The Story
Why it exists.
The beginning
Art of Nature I emerged from the Lattafa Pride collection, the house's attempt to step outside the formula that made them famous. Most Lattafa releases play it safe: sweet, accessible, crowd-pleasing. Art of Nature I plays differently. The name promises organic inspiration, but the composition asks something else. Dark fruit, blackcurrant, plum, fig, meets animalic depth, ambergris, oud, in a structure that doesn't resolve neatly. Rhubarb arrives with a tartness that cuts through the sweetness. Leather anchors the heart with something rugged. The result is a fragrance that feels constructed around tension rather than comfort. This is Lattafa leaning into their own capabilities, showing that accessible luxury can also be complex. The Pride collection is where the house gets to experiment.

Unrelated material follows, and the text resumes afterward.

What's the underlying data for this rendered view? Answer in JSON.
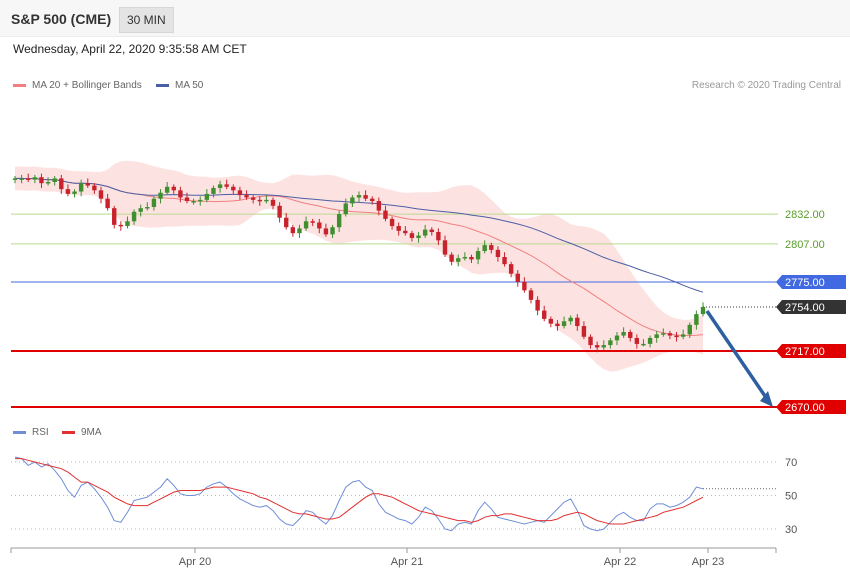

The combination of blackcurrant, fig, and plum creates a fruit basket that is darker than typical, not the bright citrus-sweet opening most people expect from an accessible fragrance. Then rhubarb arrives in the heart, and that is the unexpected move. Rhubarb is not a common perfumery material. Its tart, almost sour quality cuts through the sweetness in a way that feels deliberate rather than accidental. In the base, oud and ambergris take over, materials central to Arabian perfumery's identity and its reputation for intensity. Vanilla appears, but less as a sweet note and more as a smoothing agent, adding warmth without softness. The structure creates a fragrance that refuses to stay pleasant.
The evolution
The opening hits with blackcurrant leading, tart, present, the note that announces itself first. Plum sits underneath with a sweetness that reads darker, almost wine-like. Fig adds its characteristic watery texture, the flesh of the fruit, which keeps the combination from feeling heavy. The overall impression is dark fruit that is neither simple nor sweet, the kind of opening that signals something more complex coming. Thirty minutes in, rhubarb enters the composition. The tartness cuts through the sweetness like a knife, unexpectedly sour, almost medicinal at first. This is the moment that divides people. The opening was inviting. The rhubarb is not. But it doesn't last. Leather begins to develop, the material arriving not as an assault but as a quiet statement, the kind that takes over the room without needing to shout. Rose develops alongside the rhubarb, but it is not a soft rose, it tempers the astringency rather than surrendering to it, adding a dusty quality that feels like petals falling on warm ground. The leather deepens as the heart progresses.
Cultural impact
Art of Nature I occupies a specific position in the Lattafa lineup, it is not a clone, not an homage, not a safe crowd-pleaser. The Pride collection appears to be where the house experiments, and this fragrance is the result: a fruit-leather-oud composition with a green, acidic edge that sets it apart from the sweeter releases. The rhubarb opening signals an intent to create something that divides rather than universally appeals, a fragrance for those looking for something that actually differs from what they already own. This is the kind of release that builds reputation through divergence, finding the wearer who wants exactly this tension and becoming a signature for them.